Dat is de eerste keer dat ik hoor dat ze dit toestaan.  :Confused:

----------


## showband

tegen een natuurramp ben je zowiezo toch niet verzekerd?
Dus ik vraag me af of dit er onder valt.

----------


## mrVazil

> Een half miljoen € materiaal gehuurd zonder verzekering bij Ampco.
> 
> Dat is de eerste keer dat ik hoor dat ze dit toestaan.



je moet tegoei lezen, er staat dat ze een deel van hun materiaal huren bij ampco, niet alles. Rowwen heze heeft een grotere bezetting, met veel eigen en duur materiaal.

----------


## frederic

Of ze het gehuurd hebben of het is eigen materiaal, maakt eigenlijk geen verschil.
Al mijn muziekinstrumenten die ik gebruik om op te treden zijn verzekerd.

----------


## Olaf Duffhuës

Zojuist gezien dat de weermensen elkaar tegenspreken, wat ik begreep kwam de storm zaterdag onverwacht. En ik neem aan dat ze dat soort dingen wel in de gaten houden bij zo'n festival, ik zelf doe dat wel namelijk, zover ik dat kan en de ervaring er voor heb. Nu begint er net een op tv bij Editie NL ineens te vertellen dat ze het kunnen zien aankomen...Ik ben even de weg kwijt...Ben vandaag zelf een dagje weggeweest en houd dan of dan wel buienradar of weeronline in de gaten(weeronline is wat preciezer) en het was een mooie dag...kijk een keer op buienradar, geen vuiltje aan de lucht...Tot zover alles leuk...tot ik een druppeltje voelde en een keer in de lucht keek...Ik pak mijn telefoon en kijk nog eens op buienradar, ineens een hoop wolken richting de plaats waar ik was...Het eerste wat ik dacht, die waren er straks nog niet...De heren en dames meteorologen hebben het de laatste tijd wel vaker mis en zeggen dan ook dat ze er niks aan kunnen doen en dat spontaan ontstaat...Ze weten toch tegenwoordig wel dat ze sowieso niet verder dan 24 uur kunnen voorspellen...Maak de mensen dan niet blij met een dooie mus, als HUN denken dat het mooi wordt en het niet zo blijkt te zijn...en dan ineens wel weten dat ze er wel eens naast zitten en niet verder dan 24 uur iets zekerder kunnen zijn..

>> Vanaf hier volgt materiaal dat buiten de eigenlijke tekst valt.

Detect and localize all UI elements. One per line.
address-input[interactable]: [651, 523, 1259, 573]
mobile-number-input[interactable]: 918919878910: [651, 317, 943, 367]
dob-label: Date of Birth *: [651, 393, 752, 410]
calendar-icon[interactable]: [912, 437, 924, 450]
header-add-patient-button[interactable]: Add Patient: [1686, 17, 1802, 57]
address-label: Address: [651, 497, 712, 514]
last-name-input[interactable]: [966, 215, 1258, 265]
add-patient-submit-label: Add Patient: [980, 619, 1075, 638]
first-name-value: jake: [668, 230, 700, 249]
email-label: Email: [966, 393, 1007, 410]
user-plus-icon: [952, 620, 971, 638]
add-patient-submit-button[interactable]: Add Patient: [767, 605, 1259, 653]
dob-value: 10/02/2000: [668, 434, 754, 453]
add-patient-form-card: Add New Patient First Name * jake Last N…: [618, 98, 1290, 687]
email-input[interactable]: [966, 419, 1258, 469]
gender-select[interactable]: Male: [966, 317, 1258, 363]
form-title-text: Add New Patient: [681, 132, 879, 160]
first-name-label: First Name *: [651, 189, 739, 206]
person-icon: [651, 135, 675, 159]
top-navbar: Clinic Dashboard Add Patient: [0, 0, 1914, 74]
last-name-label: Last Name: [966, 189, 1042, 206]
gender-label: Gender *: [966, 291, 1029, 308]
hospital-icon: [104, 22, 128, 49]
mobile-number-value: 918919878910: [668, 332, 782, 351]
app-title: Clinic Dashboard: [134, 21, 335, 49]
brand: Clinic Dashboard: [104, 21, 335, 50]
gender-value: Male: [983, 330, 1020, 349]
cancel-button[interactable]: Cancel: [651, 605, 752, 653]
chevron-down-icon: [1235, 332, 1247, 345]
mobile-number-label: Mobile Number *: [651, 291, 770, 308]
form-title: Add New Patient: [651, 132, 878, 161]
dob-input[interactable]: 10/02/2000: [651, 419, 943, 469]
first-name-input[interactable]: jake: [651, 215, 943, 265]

Maar goed, een tip voor de mensen die het niet wisten weeronline.nl is best betrouwbaar en je eigen gevoel. Is het mooi weer en koelt het ineens af, kijk dan eens goed naar de lucht en welke kant de wolken uitgaan. Dan even een radar checken. En dan hard weglopen..;-)

----------


## Rieske

> Ben benieuwd of die XL3 (dacht ik) op FOH een zwemdiploma heeft...



Mike mixt niet in de tent maar in een vrachtwagen.

----------


## Olaf Duffhuës

Deze XL3 lag onder het ingestorte tentdoek, volgens Mike...evenals zijn outboard spul...

----------


## R. den Ridder

Zonder op deze zaak zelf in te gaan. hierbij het rapport van de inspectie openbare orde en veiligheid wat nog warm van de printer is.. nog geen maand geleden gepresenteerd. De gemeente heeft een taak. leg die verantwoordelijkheid dus ook bij de overheid; je MAG vragen om controles, je MAG vragen om kaders. dat gemeentes dat niet doen is hun zaak... maar onder druk wordt alles vloeibaar. 

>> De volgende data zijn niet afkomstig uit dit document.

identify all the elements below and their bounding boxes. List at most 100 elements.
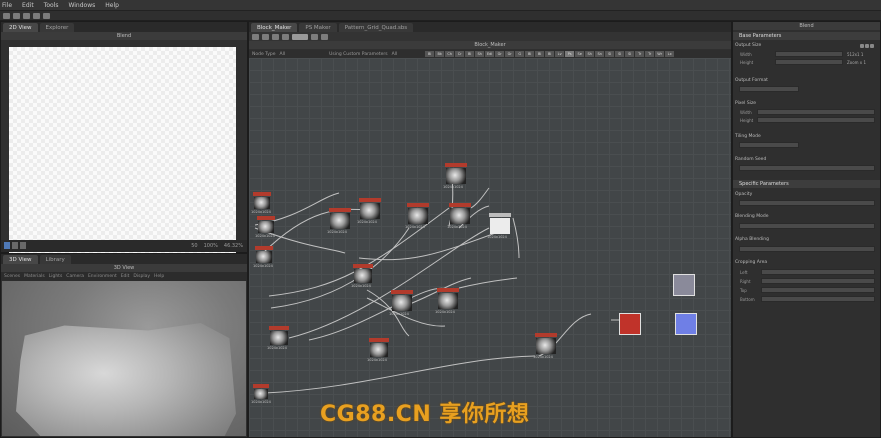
filter-chip[interactable]: Tr	[635, 51, 645, 57]
tab-explorer[interactable]: Explorer	[39, 23, 75, 32]
new-icon[interactable]	[3, 12, 10, 19]
filter-chip[interactable]: Sh	[585, 51, 595, 57]
view-2d-canvas[interactable]	[9, 47, 236, 257]
tab-pattern-grid[interactable]: Pattern_Grid_Quad.sbs	[338, 23, 414, 32]
filter-chip[interactable]: Gr	[505, 51, 515, 57]
opacity-slider[interactable]	[739, 200, 875, 206]
channel-rgb-icon[interactable]	[4, 242, 10, 249]
node-type-value[interactable]: All	[280, 52, 286, 57]
view-3d-menu-camera[interactable]: Camera	[66, 274, 84, 279]
graph-tool-icon-2[interactable]	[262, 33, 269, 40]
blending-mode-select[interactable]	[739, 223, 875, 229]
filter-chip[interactable]: Sl	[615, 51, 625, 57]
graph-node[interactable]: 1024x1024	[443, 163, 467, 189]
graph-tool-icon-4[interactable]	[282, 33, 289, 40]
graph-node[interactable]: 1024x1024	[447, 203, 471, 229]
menu-file[interactable]: File	[2, 2, 12, 9]
view-3d-menu-materials[interactable]: Materials	[24, 274, 45, 279]
graph-node[interactable]: 1024x1024	[327, 208, 351, 234]
graph-node[interactable]: 1024x1024	[357, 198, 381, 224]
tab-library[interactable]: Library	[39, 255, 71, 264]
filter-chip[interactable]: Bl	[525, 51, 535, 57]
menu-tools[interactable]: Tools	[44, 2, 59, 9]
filter-chip[interactable]: Edi	[485, 51, 495, 57]
graph-tool-icon-3[interactable]	[272, 33, 279, 40]
view-3d-viewport[interactable]	[2, 281, 246, 436]
specific-params-header[interactable]: Specific Parameters	[733, 180, 880, 188]
base-params-header[interactable]: Base Parameters	[733, 32, 880, 40]
filter-chip[interactable]: Bl	[545, 51, 555, 57]
link-icon[interactable]	[865, 44, 869, 48]
menu-edit[interactable]: Edit	[22, 2, 34, 9]
output-format-select[interactable]	[739, 86, 799, 92]
view-3d-menu-lights[interactable]: Lights	[49, 274, 63, 279]
filter-chip[interactable]: Se	[575, 51, 585, 57]
filter-chip[interactable]: Lx	[665, 51, 675, 57]
view-3d-menu-edit[interactable]: Edit	[121, 274, 130, 279]
pixel-width-field[interactable]	[757, 109, 875, 115]
graph-node[interactable]: 1024x1024	[435, 288, 459, 314]
open-icon[interactable]	[13, 12, 20, 19]
alpha-blending-select[interactable]	[739, 246, 875, 252]
undo-icon[interactable]	[33, 12, 40, 19]
menu-windows[interactable]: Windows	[68, 2, 95, 9]
graph-node[interactable]: 1024x1024	[533, 333, 557, 359]
output-width-field[interactable]	[775, 51, 843, 57]
channel-alpha-icon[interactable]	[12, 242, 18, 249]
view-3d-menu-scenes[interactable]: Scenes	[4, 274, 20, 279]
filter-chip[interactable]: Sl	[625, 51, 635, 57]
graph-node[interactable]: 1024x1024	[253, 246, 273, 268]
filter-chip[interactable]: Sh	[475, 51, 485, 57]
graph-canvas[interactable]: 1024x1024 1024x1024 1024x1024 1024x1024 1024…	[249, 58, 731, 437]
crop-bottom-field[interactable]	[761, 296, 875, 302]
graph-settings-icon[interactable]	[321, 33, 328, 40]
filter-chip[interactable]: Bk	[435, 51, 445, 57]
tiling-mode-select[interactable]	[739, 142, 799, 148]
output-node-gray[interactable]	[673, 274, 695, 296]
output-height-field[interactable]	[775, 59, 843, 65]
menu-help[interactable]: Help	[105, 2, 119, 9]
filter-chip[interactable]: Sl	[605, 51, 615, 57]
graph-node[interactable]: 1024x1024	[251, 192, 271, 214]
view-3d-menu-help[interactable]: Help	[154, 274, 164, 279]
filter-chip[interactable]: G	[515, 51, 525, 57]
output-node-blue[interactable]	[675, 313, 697, 335]
filter-chip[interactable]: Bl	[465, 51, 475, 57]
tab-2d-view[interactable]: 2D View	[3, 23, 38, 32]
filter-chip[interactable]: Lv	[555, 51, 565, 57]
graph-node[interactable]: 1024x1024	[405, 203, 429, 229]
graph-node[interactable]: 1024x1024	[255, 216, 275, 238]
save-icon[interactable]	[23, 12, 30, 19]
filter-chip[interactable]: Bl	[535, 51, 545, 57]
reset-icon[interactable]	[860, 44, 864, 48]
filter-chip[interactable]: Tr	[645, 51, 655, 57]
pixel-height-field[interactable]	[757, 117, 875, 123]
filter-chip[interactable]: Sn	[595, 51, 605, 57]
tab-3d-view[interactable]: 3D View	[3, 255, 38, 264]
filter-chip[interactable]: Bl	[425, 51, 435, 57]
graph-node[interactable]: 1024x1024	[487, 213, 511, 239]
graph-node[interactable]: 1024x1024	[389, 290, 413, 316]
tab-block-maker[interactable]: Block_Maker	[251, 23, 298, 32]
output-node-red[interactable]	[619, 313, 641, 335]
graph-tool-icon-5[interactable]	[311, 33, 318, 40]
view-3d-menu-environment[interactable]: Environment	[88, 274, 117, 279]
crop-left-field[interactable]	[761, 269, 875, 275]
view-3d-menu-display[interactable]: Display	[133, 274, 150, 279]
graph-node[interactable]: 1024x1024	[351, 264, 373, 288]
redo-icon[interactable]	[43, 12, 50, 19]
filter-chip[interactable]: Ch	[445, 51, 455, 57]
crop-top-field[interactable]	[761, 287, 875, 293]
graph-tool-icon-1[interactable]	[252, 33, 259, 40]
crop-right-field[interactable]	[761, 278, 875, 284]
view-2d-zoom[interactable]: 46.32%	[224, 243, 243, 249]
graph-node[interactable]: 1024x1024	[367, 338, 389, 362]
custom-params-value[interactable]: All	[392, 52, 398, 57]
menu-icon[interactable]	[870, 44, 874, 48]
random-seed-field[interactable]	[739, 165, 875, 171]
filter-chip[interactable]: Wr	[655, 51, 665, 57]
filter-chip[interactable]: Gr	[495, 51, 505, 57]
filter-chip[interactable]: Cr	[455, 51, 465, 57]
filter-chip[interactable]: Ps	[565, 51, 575, 57]
graph-node[interactable]: 1024x1024	[251, 384, 271, 404]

http://www.ioov.nl/actueel/@128299/inspectierapport_0

Mijn tenen krullen op als ik een burgemeester op tv "gelukkig" hoor zeggen. geluk speelt geen rol, goed organiseren wel.

----------


## Lala

> Deze XL3 lag onder het ingestorte tentdoek, volgens Mike...evenals zijn outboard spul...



Ik vermoed dat Mike festivalshows wel in de zaal mixt, aangezien er dan een onbekende PA staat, en niet zoals normaal een Synco set...

----------


## speakertech

> Deze XL3 lag onder het ingestorte tentdoek, volgens Mike...evenals zijn outboard spul...

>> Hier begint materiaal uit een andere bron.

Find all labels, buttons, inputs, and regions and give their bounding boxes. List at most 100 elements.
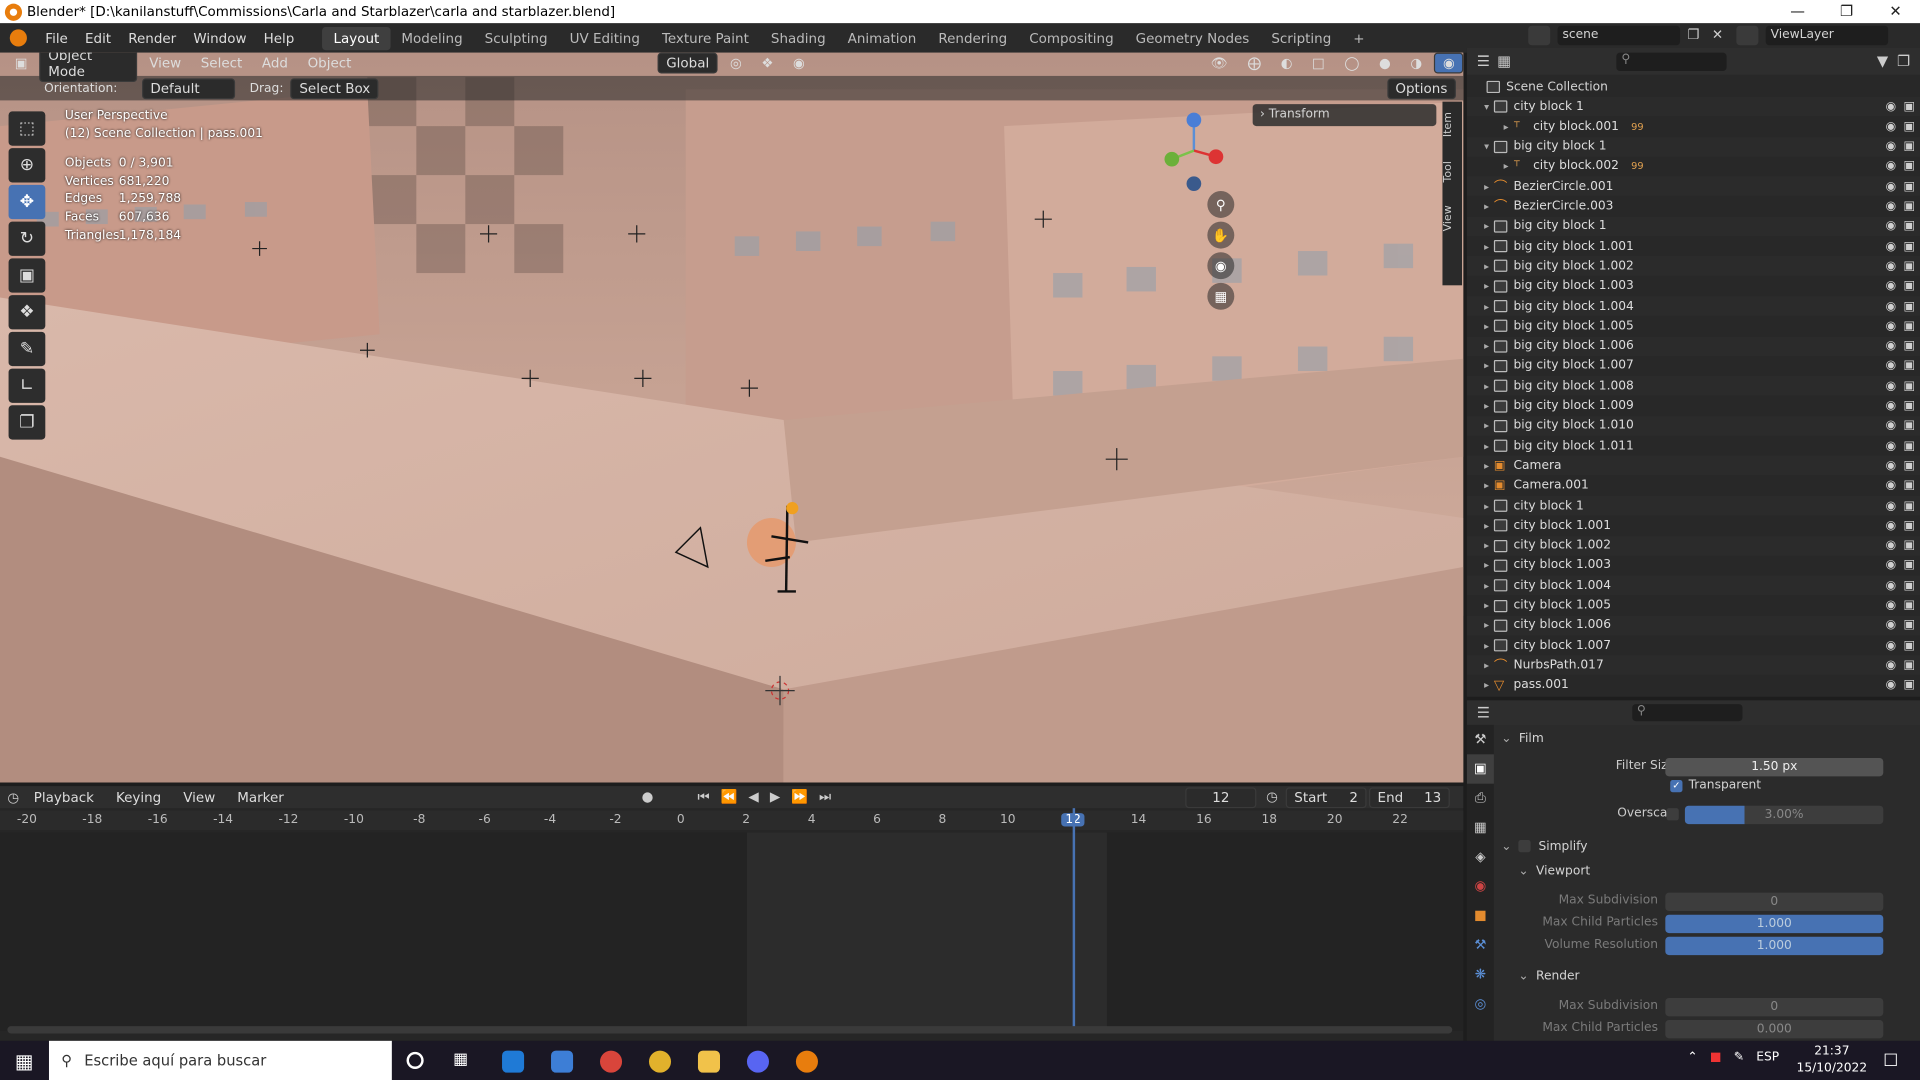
outliner-row[interactable]: ▸ city block 1.006 ◉ ▣ bbox=[1466, 615, 1920, 636]
tab-view[interactable]: View bbox=[1442, 195, 1454, 242]
taskbar-search[interactable]: ⚲ Escribe aquí para buscar bbox=[48, 1040, 392, 1080]
render-camera-icon[interactable]: ▣ bbox=[1904, 579, 1916, 592]
render-camera-icon[interactable]: ▣ bbox=[1904, 259, 1916, 272]
render-camera-icon[interactable]: ▣ bbox=[1904, 659, 1916, 672]
add-cube-tool-icon[interactable]: ❐ bbox=[8, 405, 46, 440]
render-camera-icon[interactable]: ▣ bbox=[1904, 499, 1916, 512]
outliner-row[interactable]: ▸ big city block 1.005 ◉ ▣ bbox=[1467, 316, 1920, 336]
editor-type-icon[interactable]: ☰ bbox=[1477, 704, 1490, 721]
expand-chevron-icon[interactable]: ▸ bbox=[1479, 460, 1494, 471]
select-box-tool-icon[interactable]: ⬚ bbox=[8, 111, 46, 146]
render-max-subdivision-field[interactable]: 0 bbox=[1665, 997, 1884, 1017]
prev-keyframe-icon[interactable]: ⏪ bbox=[721, 789, 738, 806]
navigation-gizmo[interactable] bbox=[1157, 108, 1230, 194]
tab-shading[interactable]: Shading bbox=[760, 26, 837, 49]
tab-rendering[interactable]: Rendering bbox=[927, 26, 1018, 49]
render-camera-icon[interactable]: ▣ bbox=[1904, 319, 1916, 332]
outliner-row[interactable]: ▸ big city block 1.010 ◉ ▣ bbox=[1466, 416, 1920, 436]
outliner-row[interactable]: ▸ ⸆ city block.002 99 ◉ ▣ bbox=[1467, 157, 1920, 177]
material-shading-icon[interactable]: ◑ bbox=[1403, 54, 1429, 72]
render-camera-icon[interactable]: ▣ bbox=[1904, 539, 1916, 552]
blender-taskbar-icon[interactable] bbox=[795, 1050, 818, 1073]
eye-icon[interactable]: ◉ bbox=[1886, 679, 1897, 692]
outliner-row[interactable]: ▸ city block 1.007 ◉ ▣ bbox=[1467, 636, 1920, 656]
expand-chevron-icon[interactable]: ▸ bbox=[1479, 221, 1494, 232]
viewlayer-name-field[interactable]: ViewLayer bbox=[1765, 25, 1889, 46]
transform-tool-icon[interactable]: ❖ bbox=[8, 295, 46, 330]
expand-chevron-icon[interactable]: ▸ bbox=[1479, 420, 1494, 431]
delete-scene-icon[interactable]: ✕ bbox=[1712, 27, 1729, 44]
scene-selector-icon[interactable] bbox=[1528, 25, 1551, 46]
edge-icon[interactable] bbox=[502, 1050, 525, 1073]
outliner-row[interactable]: ▸ big city block 1 ◉ ▣ bbox=[1466, 216, 1920, 237]
eye-icon[interactable]: ◉ bbox=[1886, 299, 1897, 312]
properties-search-icon[interactable]: ⚲ bbox=[1631, 704, 1743, 722]
outliner-row[interactable]: ▸ big city block 1.004 ◉ ▣ bbox=[1466, 296, 1920, 316]
outliner-row[interactable]: ▸ big city block 1.011 ◉ ▣ bbox=[1467, 436, 1920, 456]
render-max-child-particles-field[interactable]: 0.000 bbox=[1665, 1020, 1884, 1039]
outliner-row[interactable]: ▸ ⸆ city block.001 99 ◉ ▣ bbox=[1467, 117, 1920, 137]
expand-chevron-icon[interactable]: ▸ bbox=[1479, 580, 1494, 591]
eye-icon[interactable]: ◉ bbox=[1886, 639, 1897, 652]
expand-chevron-icon[interactable]: ▸ bbox=[1479, 201, 1494, 212]
menu-file[interactable]: File bbox=[37, 30, 77, 46]
tab-geometry-nodes[interactable]: Geometry Nodes bbox=[1125, 26, 1261, 49]
expand-chevron-icon[interactable]: ▸ bbox=[1479, 321, 1494, 332]
view-menu[interactable]: View bbox=[142, 54, 189, 72]
transform-orientation-dropdown[interactable]: Global bbox=[657, 52, 718, 74]
view-layer-tab-icon[interactable]: ▦ bbox=[1467, 813, 1494, 842]
marker-menu[interactable]: Marker bbox=[230, 788, 291, 806]
render-camera-icon[interactable]: ▣ bbox=[1904, 439, 1916, 452]
eye-icon[interactable]: ◉ bbox=[1886, 220, 1897, 233]
zoom-icon[interactable]: ⚲ bbox=[1207, 191, 1235, 218]
render-camera-icon[interactable]: ▣ bbox=[1904, 459, 1916, 472]
expand-chevron-icon[interactable]: ▸ bbox=[1479, 500, 1494, 511]
expand-chevron-icon[interactable]: ▾ bbox=[1479, 101, 1494, 112]
expand-chevron-icon[interactable]: ▸ bbox=[1479, 680, 1494, 691]
render-camera-icon[interactable]: ▣ bbox=[1904, 120, 1916, 133]
render-camera-icon[interactable]: ▣ bbox=[1904, 679, 1916, 692]
film-panel-header[interactable]: ⌄ Film bbox=[1501, 727, 1917, 749]
menu-edit[interactable]: Edit bbox=[76, 30, 119, 46]
cortana-icon[interactable] bbox=[406, 1051, 424, 1069]
tab-modeling[interactable]: Modeling bbox=[390, 26, 473, 49]
eye-icon[interactable]: ◉ bbox=[1886, 659, 1897, 672]
minimize-icon[interactable]: — bbox=[1773, 0, 1822, 23]
expand-chevron-icon[interactable]: ▸ bbox=[1479, 440, 1494, 451]
outliner-row[interactable]: ▾ city block 1 ◉ ▣ bbox=[1466, 96, 1920, 117]
timeline-scrollbar[interactable] bbox=[7, 1026, 1453, 1034]
render-camera-icon[interactable]: ▣ bbox=[1904, 419, 1916, 432]
pivot-icon[interactable]: ◎ bbox=[723, 54, 749, 72]
modifier-tab-icon[interactable]: ⚒ bbox=[1467, 931, 1494, 960]
expand-chevron-icon[interactable]: ▸ bbox=[1479, 261, 1494, 272]
expand-chevron-icon[interactable]: ▸ bbox=[1479, 660, 1494, 671]
eye-icon[interactable]: ◉ bbox=[1886, 359, 1897, 372]
expand-chevron-icon[interactable]: ▸ bbox=[1479, 560, 1494, 571]
add-workspace-button[interactable]: + bbox=[1342, 26, 1375, 49]
tab-texture-paint[interactable]: Texture Paint bbox=[651, 26, 760, 49]
eye-icon[interactable]: ◉ bbox=[1886, 259, 1897, 272]
eye-icon[interactable]: ◉ bbox=[1886, 619, 1897, 632]
eye-icon[interactable]: ◉ bbox=[1886, 180, 1897, 193]
expand-chevron-icon[interactable]: ▸ bbox=[1479, 540, 1494, 551]
expand-chevron-icon[interactable]: ▸ bbox=[1479, 480, 1494, 491]
proportional-edit-icon[interactable]: ◉ bbox=[786, 54, 812, 72]
measure-tool-icon[interactable]: ∟ bbox=[8, 368, 46, 403]
tab-layout[interactable]: Layout bbox=[322, 26, 391, 50]
render-camera-icon[interactable]: ▣ bbox=[1904, 100, 1916, 113]
new-scene-icon[interactable]: ❐ bbox=[1687, 27, 1704, 44]
tab-scripting[interactable]: Scripting bbox=[1260, 26, 1342, 49]
expand-chevron-icon[interactable]: ▸ bbox=[1479, 600, 1494, 611]
tab-item[interactable]: Item bbox=[1442, 102, 1454, 149]
eye-icon[interactable]: ◉ bbox=[1886, 479, 1897, 492]
eye-icon[interactable]: ◉ bbox=[1886, 100, 1897, 113]
outliner-row[interactable]: ▸ city block 1.003 ◉ ▣ bbox=[1467, 556, 1920, 576]
playhead[interactable] bbox=[1072, 808, 1076, 1032]
simplify-checkbox[interactable] bbox=[1518, 840, 1532, 853]
viewlayer-selector-icon[interactable] bbox=[1736, 25, 1759, 46]
drag-dropdown[interactable]: Select Box bbox=[290, 77, 379, 99]
chevron-up-icon[interactable]: ⌃ bbox=[1687, 1051, 1697, 1064]
render-camera-icon[interactable]: ▣ bbox=[1904, 519, 1916, 532]
ortho-grid-icon[interactable]: ▦ bbox=[1207, 282, 1235, 310]
render-camera-icon[interactable]: ▣ bbox=[1904, 479, 1916, 492]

mis ik hier een linkje of een foto?
Althans op mijn pc.
Speakertech

----------


## Lala

facebook....

----------


## speakertech

> facebook....



Facebook?
Eerst maar eens een cursus volgen hoe dat werkt. Ik ben reeds boven de 30!.
Speakertech

----------


## Olaf Duffhuës

Ik ben bijna 40...;-) Klinkt wel oud...Maar vernomen via Facebook...via Mike zelf...

----------